Recently, I put up a widget on the top right of the site that runs Basim simulations live every time you load the page. It randomly chooses two 2011 mlb teams from the same league and plays a game between them, the same way I simulate games to calculate eWAR.
I'll continue to work on it--eventually I'd like to set up a simulated baseball season, shown live on the blog--but for now I'm interested in feedback on how to improve it.
Known things that could be improved:
1) Groundouts and flyouts could be treated differently, with batters replacing runners on first on groundouts that don't turn into double plays.
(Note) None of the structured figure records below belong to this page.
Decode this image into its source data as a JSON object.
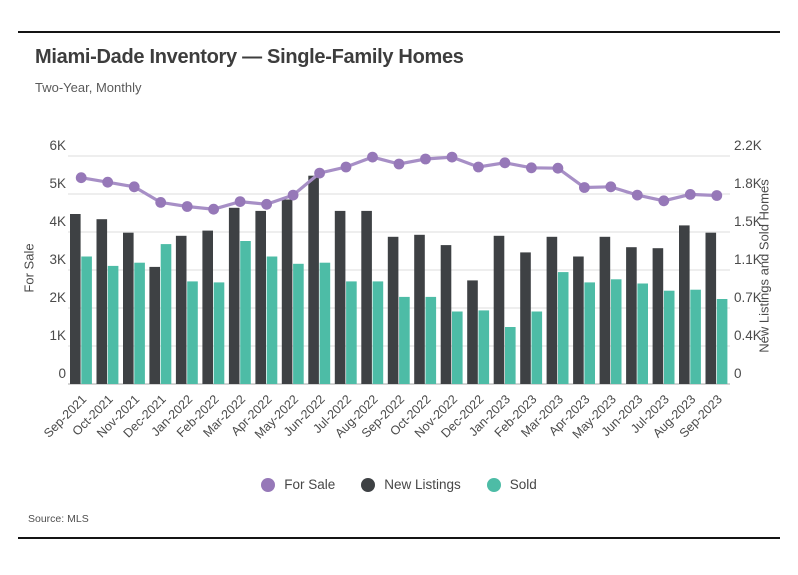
{
  "page": {
    "title": "Miami-Dade Inventory — Single-Family Homes",
    "subtitle": "Two-Year, Monthly",
    "source": "Source: MLS"
  },
  "colors": {
    "background": "#ffffff",
    "rule": "#141414",
    "gridline": "#dcdcdc",
    "baseline": "#c6c6c6",
    "tick_text": "#4a4a4a",
    "title_text": "#3d3d3d"
  },
  "chart_data": {
    "type": "combo",
    "categories": [
      "Sep-2021",
      "Oct-2021",
      "Nov-2021",
      "Dec-2021",
      "Jan-2022",
      "Feb-2022",
      "Mar-2022",
      "Apr-2022",
      "May-2022",
      "Jun-2022",
      "Jul-2022",
      "Aug-2022",
      "Sep-2022",
      "Oct-2022",
      "Nov-2022",
      "Dec-2022",
      "Jan-2023",
      "Feb-2023",
      "Mar-2023",
      "Apr-2023",
      "May-2023",
      "Jun-2023",
      "Jul-2023",
      "Aug-2023",
      "Sep-2023"
    ],
    "series": [
      {
        "id": "for-sale",
        "name": "For Sale",
        "type": "line",
        "axis": "left",
        "color": "#9678b8",
        "line_color": "#a78fc6",
        "values": [
          5430,
          5310,
          5190,
          4780,
          4670,
          4600,
          4800,
          4730,
          4970,
          5550,
          5710,
          5970,
          5790,
          5920,
          5970,
          5710,
          5820,
          5690,
          5680,
          5170,
          5190,
          4970,
          4820,
          4990,
          4960
        ]
      },
      {
        "id": "new-listings",
        "name": "New Listings",
        "type": "bar",
        "axis": "right",
        "color": "#3e4144",
        "values": [
          1640,
          1590,
          1460,
          1130,
          1430,
          1480,
          1700,
          1670,
          1780,
          2010,
          1670,
          1670,
          1420,
          1440,
          1340,
          1000,
          1430,
          1270,
          1420,
          1230,
          1420,
          1320,
          1310,
          1530,
          1460
        ]
      },
      {
        "id": "sold",
        "name": "Sold",
        "type": "bar",
        "axis": "right",
        "color": "#4dbca6",
        "values": [
          1230,
          1140,
          1170,
          1350,
          990,
          980,
          1380,
          1230,
          1160,
          1170,
          990,
          990,
          840,
          840,
          700,
          710,
          550,
          700,
          1080,
          980,
          1010,
          970,
          900,
          910,
          820
        ]
      }
    ],
    "left_axis": {
      "label": "For Sale",
      "min": 0,
      "max": 6000,
      "tick_labels": [
        "0",
        "1K",
        "2K",
        "3K",
        "4K",
        "5K",
        "6K"
      ]
    },
    "right_axis": {
      "label": "New Listings and Sold Homes",
      "min": 0,
      "max": 2200,
      "tick_labels": [
        "0",
        "0.4K",
        "0.7K",
        "1.1K",
        "1.5K",
        "1.8K",
        "2.2K"
      ]
    },
    "grid": true,
    "legend_position": "bottom"
  }
}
2) The batting orders, roughly speaking, are the most frequently used lineups from the team from 2011, but this can have some weird consequences, like not using someone who is generally in the lineup because they switch spots frequently enough that no single lineup involving them has been used very much. So, some of the orders that I'm using aren't very good. To that extent, if you see a lineup that is not very representative of a team, tell me and I can change it. (There are also potential oddities where the lineup lists I'm reading from only use last names, so, for example, for a while the Pirates were using Donald McCutchen in their lineup instead of Andrew McCutchen.)
3) Right now people are always thrown out trying to take an extra base on 3% of balls put in play; if someone could find better player-by-player data for this, that'd be awesome.
Anyway, feel free to shoot me any comments you have. And in the mean time, I hope you spend as much time staring at text-based baseball games as I have.
Addendum: if you know a good way to synthesize pitcher stats with hitter stats to predict an at bat, I'm all ears; right now the approximation I'm thinking of using is to add up the deviations from average of the two statistics, though of course in the end what I really want to do is do a regression....